Knowledge Discovery in Spatial Databases
von Hans-Peter Kriegel
(mittwoch, 15.9.99, 9:30 Uhr)
Both, the number and the size of spatial databases, such as geographic or medical databases, are rapidly growing because of the large amount of data obtained from satellite images, X-ray crystallography, computer tomography or other scientific equipment. This growth by far exceeds human capacities to analyze the databases in order to find implicit regularities, rules or clusters hidden in the data. Therefore, automated knowledge discovery becomes more and more important in spatial databases. Knowledge discovery in databases is the non-trivial process of discovering valid, novel, potentially useful, and ultimately understandable patterns from data. Typical tasks for knowledge discovery in spatial databases include clustering, classification, characterization and trend detection. The major differen ce between knowledge discovery in relational databases and in spatial databases is that attributes of the neighbors of some object of interest may have an influence on the object itself. Therefore, spatial knowledge discovery algorithms heavily depend on the efficient processing of neighborhood relations since the neighbors of many objects have to be investigated in a single run of a typical algorithm. Thus, providing general concepts for neighborhood relations as well as an efficient implementation of these concepts will allow a tight integration of spatial knowledge discovery algorithms with a spatial database management system. This will speed up both, the development and the execution of spatial knowledge discovery algorithms. For this purpose, we define a small set of database primitives, and we demonstrate that typical spatial knowledge discovery algorithms are well supported by the proposed database primitives. By implementing the database primitives on top of a commercial spatial database management system, we show the effectiveness and efficiency of our approach, experimentally as well as analytically.
Hans-Peter Kriegel
is a full professor for database systems in the Institute for Computer Science at the University of Munich.
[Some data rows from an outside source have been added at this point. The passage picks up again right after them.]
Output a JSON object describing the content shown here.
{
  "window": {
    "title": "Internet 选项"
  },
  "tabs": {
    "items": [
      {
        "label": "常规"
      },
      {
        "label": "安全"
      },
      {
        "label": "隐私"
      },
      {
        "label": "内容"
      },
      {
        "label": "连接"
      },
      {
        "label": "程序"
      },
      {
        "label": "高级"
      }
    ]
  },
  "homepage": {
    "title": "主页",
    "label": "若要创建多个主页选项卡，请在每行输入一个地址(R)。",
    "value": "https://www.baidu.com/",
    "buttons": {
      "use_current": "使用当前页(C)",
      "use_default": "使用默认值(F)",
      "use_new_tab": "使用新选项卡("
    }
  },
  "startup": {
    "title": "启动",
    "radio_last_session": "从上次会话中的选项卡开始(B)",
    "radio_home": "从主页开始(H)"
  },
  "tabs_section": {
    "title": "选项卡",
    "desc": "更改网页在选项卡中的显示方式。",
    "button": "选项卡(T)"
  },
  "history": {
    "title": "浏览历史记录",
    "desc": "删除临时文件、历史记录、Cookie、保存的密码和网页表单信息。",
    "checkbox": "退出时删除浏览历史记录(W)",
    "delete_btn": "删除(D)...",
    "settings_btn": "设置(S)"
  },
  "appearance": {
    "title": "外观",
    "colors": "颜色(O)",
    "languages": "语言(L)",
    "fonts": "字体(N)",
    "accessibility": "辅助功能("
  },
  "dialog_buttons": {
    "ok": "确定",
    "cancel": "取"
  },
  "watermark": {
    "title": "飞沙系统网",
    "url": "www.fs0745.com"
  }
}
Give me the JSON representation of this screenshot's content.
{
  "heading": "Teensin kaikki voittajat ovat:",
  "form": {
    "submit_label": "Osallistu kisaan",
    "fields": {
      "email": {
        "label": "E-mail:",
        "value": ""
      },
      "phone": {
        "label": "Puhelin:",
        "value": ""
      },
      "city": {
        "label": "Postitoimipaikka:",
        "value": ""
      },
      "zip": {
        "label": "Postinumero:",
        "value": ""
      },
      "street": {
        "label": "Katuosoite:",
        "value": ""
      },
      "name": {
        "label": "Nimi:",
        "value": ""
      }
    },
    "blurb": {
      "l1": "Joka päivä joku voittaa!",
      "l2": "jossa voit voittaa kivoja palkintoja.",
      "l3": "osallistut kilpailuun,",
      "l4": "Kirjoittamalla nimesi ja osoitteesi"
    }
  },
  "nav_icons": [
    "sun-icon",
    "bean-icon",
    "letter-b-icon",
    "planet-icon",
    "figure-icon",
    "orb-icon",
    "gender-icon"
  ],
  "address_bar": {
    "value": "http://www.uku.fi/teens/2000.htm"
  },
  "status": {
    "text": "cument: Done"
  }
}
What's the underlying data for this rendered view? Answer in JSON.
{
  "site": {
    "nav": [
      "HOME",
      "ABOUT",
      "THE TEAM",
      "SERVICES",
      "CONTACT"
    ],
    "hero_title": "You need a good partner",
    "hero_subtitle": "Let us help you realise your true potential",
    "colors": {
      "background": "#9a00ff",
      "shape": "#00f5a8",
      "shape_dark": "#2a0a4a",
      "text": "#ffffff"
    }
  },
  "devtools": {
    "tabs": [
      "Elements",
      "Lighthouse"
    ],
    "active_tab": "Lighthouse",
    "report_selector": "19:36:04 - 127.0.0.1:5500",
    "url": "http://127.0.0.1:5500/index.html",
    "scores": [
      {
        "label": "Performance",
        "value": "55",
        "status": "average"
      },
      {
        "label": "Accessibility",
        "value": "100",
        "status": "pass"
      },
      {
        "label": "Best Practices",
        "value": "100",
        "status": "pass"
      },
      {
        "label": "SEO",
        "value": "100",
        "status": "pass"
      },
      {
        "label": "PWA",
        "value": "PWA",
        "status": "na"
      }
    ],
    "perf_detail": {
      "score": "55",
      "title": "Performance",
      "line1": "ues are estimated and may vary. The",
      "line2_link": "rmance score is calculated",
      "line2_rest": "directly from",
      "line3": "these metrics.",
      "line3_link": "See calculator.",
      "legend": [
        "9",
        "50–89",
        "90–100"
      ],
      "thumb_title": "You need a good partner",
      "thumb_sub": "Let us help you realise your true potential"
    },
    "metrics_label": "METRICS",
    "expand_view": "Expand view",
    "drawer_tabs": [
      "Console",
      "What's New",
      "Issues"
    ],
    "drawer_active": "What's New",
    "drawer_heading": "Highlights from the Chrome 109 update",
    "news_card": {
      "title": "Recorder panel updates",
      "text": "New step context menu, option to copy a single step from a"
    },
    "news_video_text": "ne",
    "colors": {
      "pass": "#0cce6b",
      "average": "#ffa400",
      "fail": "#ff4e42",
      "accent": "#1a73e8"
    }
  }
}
His research interests are in spatial database systems, particularly in query processing, performance issues, similarity search, high-dimensional indexing, and in parallel systems. Data Exploration using visualization led him to the area of knowledge discovery and data mining. Kriegel received his M.Sc. and Ph.D. in 1973 and 1976, respectively, from the University of Karlsruhe, Germany. Hans- Peter Kriegel has been chairman and program committee member in many international database conferences. He has published over 150 refereed conference and journal papers.